Trans­for­ma­tional lead­ers are known for their in­tegrity, which brings us to a dis­cus­sion of ethics. Eth­i­cal lead­er­ship re­quires the lead­ers to take into ac­count their con­stituents and stake­hold­ers and the con­text of the sit­u­a­tion.

Their pur­pose, vi­sion and val­ues are for the ben­e­fit of the stake­hold­ers. Madiba’s vi­sion was to spread so­cial jus­tice and free­dom for all.

This spe­cial day gives each one of us a chance to be­come part of a con­tin­u­ous global move­ment for good.

Im­por­tantly, lead­ers view their fel­low cit­i­zens not as fol­low­ers but as peo­ple striv­ing to­wards the same com­mon pur­pose. They fo­cus on the greater good of their or­gan­i­sa­tion, and not on ego.

Eth­i­cal lead­ers find and de­velop the best peo­ple be­cause they see this as a moral im­per­a­tive and a key el­e­ment in cre­at­ing more value around them. Eth­i­cal lead­ers take the rights of oth­ers se­ri­ously.

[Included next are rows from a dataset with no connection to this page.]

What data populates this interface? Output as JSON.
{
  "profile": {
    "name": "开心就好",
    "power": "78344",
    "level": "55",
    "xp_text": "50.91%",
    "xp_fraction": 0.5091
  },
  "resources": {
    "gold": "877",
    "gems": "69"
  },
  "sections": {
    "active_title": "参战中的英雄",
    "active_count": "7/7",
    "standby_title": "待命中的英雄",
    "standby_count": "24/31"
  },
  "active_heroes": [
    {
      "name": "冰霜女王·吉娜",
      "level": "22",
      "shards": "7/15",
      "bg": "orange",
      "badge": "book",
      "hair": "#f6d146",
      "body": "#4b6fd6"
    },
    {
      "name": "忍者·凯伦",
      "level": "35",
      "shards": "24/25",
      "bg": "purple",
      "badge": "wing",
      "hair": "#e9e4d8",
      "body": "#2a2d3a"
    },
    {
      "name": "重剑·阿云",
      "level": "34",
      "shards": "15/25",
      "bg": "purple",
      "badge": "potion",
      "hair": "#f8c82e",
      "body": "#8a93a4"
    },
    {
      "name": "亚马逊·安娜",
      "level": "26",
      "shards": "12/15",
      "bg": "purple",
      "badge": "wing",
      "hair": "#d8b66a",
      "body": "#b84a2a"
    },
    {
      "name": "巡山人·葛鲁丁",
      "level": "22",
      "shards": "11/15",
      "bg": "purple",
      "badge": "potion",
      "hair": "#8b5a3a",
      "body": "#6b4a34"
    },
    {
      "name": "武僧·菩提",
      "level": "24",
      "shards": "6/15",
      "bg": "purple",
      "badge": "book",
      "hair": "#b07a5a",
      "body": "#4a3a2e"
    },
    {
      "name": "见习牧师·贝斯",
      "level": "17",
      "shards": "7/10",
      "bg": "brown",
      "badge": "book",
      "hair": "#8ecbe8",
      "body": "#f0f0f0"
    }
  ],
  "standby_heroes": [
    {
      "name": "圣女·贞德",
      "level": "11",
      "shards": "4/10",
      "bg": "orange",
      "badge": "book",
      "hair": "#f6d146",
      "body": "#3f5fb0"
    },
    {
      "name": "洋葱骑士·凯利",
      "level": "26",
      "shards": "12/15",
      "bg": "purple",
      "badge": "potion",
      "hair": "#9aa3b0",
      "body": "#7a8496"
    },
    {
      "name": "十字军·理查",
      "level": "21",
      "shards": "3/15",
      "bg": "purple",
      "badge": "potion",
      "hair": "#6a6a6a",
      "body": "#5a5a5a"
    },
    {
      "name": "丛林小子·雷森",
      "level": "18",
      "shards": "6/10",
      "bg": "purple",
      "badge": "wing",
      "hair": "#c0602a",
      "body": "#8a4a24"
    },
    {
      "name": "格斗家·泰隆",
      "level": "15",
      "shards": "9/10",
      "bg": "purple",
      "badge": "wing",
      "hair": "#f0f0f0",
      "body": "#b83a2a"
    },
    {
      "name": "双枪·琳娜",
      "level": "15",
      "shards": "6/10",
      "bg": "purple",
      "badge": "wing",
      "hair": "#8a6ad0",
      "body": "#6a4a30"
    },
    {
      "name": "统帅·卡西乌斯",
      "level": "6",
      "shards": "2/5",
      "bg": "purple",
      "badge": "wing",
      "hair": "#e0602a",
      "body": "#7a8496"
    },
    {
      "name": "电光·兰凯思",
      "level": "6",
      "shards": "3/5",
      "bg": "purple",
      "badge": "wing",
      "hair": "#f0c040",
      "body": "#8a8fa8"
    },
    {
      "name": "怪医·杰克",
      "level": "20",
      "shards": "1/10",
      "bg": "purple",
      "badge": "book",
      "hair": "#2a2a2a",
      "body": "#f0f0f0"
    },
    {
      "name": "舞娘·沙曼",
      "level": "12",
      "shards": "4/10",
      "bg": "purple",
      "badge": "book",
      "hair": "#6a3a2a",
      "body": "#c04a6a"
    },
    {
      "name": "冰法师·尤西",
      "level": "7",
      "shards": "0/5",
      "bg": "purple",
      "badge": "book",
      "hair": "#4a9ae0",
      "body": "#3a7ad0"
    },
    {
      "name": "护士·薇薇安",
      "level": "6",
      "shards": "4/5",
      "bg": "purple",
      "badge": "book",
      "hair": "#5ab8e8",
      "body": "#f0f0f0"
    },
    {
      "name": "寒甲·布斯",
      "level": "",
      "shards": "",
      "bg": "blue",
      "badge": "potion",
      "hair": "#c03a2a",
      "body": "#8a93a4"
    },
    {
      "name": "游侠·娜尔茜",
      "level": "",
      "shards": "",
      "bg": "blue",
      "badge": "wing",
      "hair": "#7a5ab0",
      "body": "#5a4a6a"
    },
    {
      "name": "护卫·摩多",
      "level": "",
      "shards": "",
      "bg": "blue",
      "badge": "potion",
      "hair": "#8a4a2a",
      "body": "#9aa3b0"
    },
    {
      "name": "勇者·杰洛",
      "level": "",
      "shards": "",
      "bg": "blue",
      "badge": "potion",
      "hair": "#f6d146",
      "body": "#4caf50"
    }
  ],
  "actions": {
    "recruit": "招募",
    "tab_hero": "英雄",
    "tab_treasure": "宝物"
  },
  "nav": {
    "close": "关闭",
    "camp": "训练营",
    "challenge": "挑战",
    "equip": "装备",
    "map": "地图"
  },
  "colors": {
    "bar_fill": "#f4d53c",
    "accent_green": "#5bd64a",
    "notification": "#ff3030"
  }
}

As we pre­pare to com­mem­o­rate the legacy of a great man, let us look at our own val­ues and prin­ci­ples, and how these are re­flected in our lives. Let us ask our­selves what we want to ac­com­plish through our own lead­er­ship and think about what we want peo­ple to say about our lead­er­ship when we are gone.

In the words of Madiba: “When a man has done what he con­sid­ers to be his duty to his peo­ple and his coun­try, he can rest in peace. I be­lieve I have made that ef­fort and that is, there­fore, why I will sleep for the eter­nity.”

By giv­ing a lit­tle of your time each day to mak­ing a change that’s close to your heart, or by giv­ing a lit­tle of your time to make a dif­fer­ence to the life of some­one else, you can start chang­ing the world around you.